Even if miraculous new technological fixes suddenly appear, they’re sure to have a downside. Technology has rarely solved anything. It can give us more goodies in the short term, but it’s invariably presented us with new and ever more difficult long-term problems. Technology made the machines that pump vast quantities of Earth-warming carbon dioxide into the atmosphere, and the fanciful plans to liquefy it and pump it into the Earth are little more than pipe-dreams. Technological production of chemicals has polluted our biosphere comprehensively, and presented us with increasingly horrendous clean-up and corrective costs. Nuclear power produces toxic wastes with half-lives of hundreds of thousands of years. Anyone who blithely believes in the technological fairy godmother has to be living in pixie land.
Aspirational Australia will doubtless party on, playing deck games and comparing prices, but when the ship finally berths they may look out to see a destination much bleaker than they’d imagined. I finished the cruise thinking that the “elites” have an absolute right to avow that the things that mean the most to them are the works of art and intellect that our greatest creative minds and thinkers have produced, that intelligence and intellectual curiosity are not some kind of abhorrent anti-Australian behaviour, and that thinking seriously about the long-term future of our country and our planet is not some kind of cultural betrayal.

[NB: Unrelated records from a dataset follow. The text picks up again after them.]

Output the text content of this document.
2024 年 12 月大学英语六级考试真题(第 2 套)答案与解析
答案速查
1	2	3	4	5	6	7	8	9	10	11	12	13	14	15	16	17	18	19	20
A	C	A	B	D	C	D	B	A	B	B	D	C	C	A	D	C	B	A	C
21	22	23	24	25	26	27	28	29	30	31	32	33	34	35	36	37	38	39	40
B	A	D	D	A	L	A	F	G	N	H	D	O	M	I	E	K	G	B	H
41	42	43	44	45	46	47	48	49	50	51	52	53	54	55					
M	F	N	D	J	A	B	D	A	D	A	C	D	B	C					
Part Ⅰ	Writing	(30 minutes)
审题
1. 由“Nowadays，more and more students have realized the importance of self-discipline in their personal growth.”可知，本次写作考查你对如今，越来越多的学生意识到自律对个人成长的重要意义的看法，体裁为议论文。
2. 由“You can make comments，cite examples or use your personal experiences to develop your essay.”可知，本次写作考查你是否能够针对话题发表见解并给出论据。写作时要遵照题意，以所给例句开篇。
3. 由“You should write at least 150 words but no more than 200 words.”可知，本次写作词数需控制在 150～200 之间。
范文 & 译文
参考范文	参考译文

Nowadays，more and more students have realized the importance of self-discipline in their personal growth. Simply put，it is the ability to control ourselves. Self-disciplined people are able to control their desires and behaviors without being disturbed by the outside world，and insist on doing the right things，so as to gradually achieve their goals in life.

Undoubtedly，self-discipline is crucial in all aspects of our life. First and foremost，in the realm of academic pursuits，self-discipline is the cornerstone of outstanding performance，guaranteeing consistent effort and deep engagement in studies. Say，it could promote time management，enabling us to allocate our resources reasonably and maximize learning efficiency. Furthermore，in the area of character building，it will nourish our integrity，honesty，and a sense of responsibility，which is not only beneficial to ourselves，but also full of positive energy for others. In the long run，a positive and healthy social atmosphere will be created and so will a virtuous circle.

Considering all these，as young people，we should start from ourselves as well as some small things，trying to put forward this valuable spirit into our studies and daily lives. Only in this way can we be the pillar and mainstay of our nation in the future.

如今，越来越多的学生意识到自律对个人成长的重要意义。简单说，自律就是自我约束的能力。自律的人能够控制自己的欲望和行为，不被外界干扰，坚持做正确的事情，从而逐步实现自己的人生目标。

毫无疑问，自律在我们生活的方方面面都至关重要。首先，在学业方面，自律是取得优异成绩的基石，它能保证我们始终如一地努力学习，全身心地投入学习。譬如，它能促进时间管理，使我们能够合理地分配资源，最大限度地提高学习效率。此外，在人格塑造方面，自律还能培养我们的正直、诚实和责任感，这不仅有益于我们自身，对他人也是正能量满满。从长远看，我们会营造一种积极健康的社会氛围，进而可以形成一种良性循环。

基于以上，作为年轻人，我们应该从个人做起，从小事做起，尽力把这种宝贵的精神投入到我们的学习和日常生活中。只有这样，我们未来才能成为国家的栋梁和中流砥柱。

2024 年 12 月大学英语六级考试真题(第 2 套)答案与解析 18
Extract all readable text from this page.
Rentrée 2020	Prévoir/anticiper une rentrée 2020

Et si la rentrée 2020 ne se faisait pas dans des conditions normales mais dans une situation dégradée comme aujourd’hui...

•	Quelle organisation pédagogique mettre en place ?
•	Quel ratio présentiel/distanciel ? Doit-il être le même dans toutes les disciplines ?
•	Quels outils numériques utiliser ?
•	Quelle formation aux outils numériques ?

If you believe in a wider set of values than accumulating material affluence, wear it as a badge of honour next time some self-righteous journalist uses the word “elites” pejoratively against you. An obsessive focus on material acquisition, encouraged by governments who worship economic growth and little else, have locked us into a probable long-term disaster scenario for Cruise Ship Australia and for the planet as a whole.
A form of this article was delivered last month by David Williamson for the 16th Sir Rupert Hamer Lecture at Swinburne University.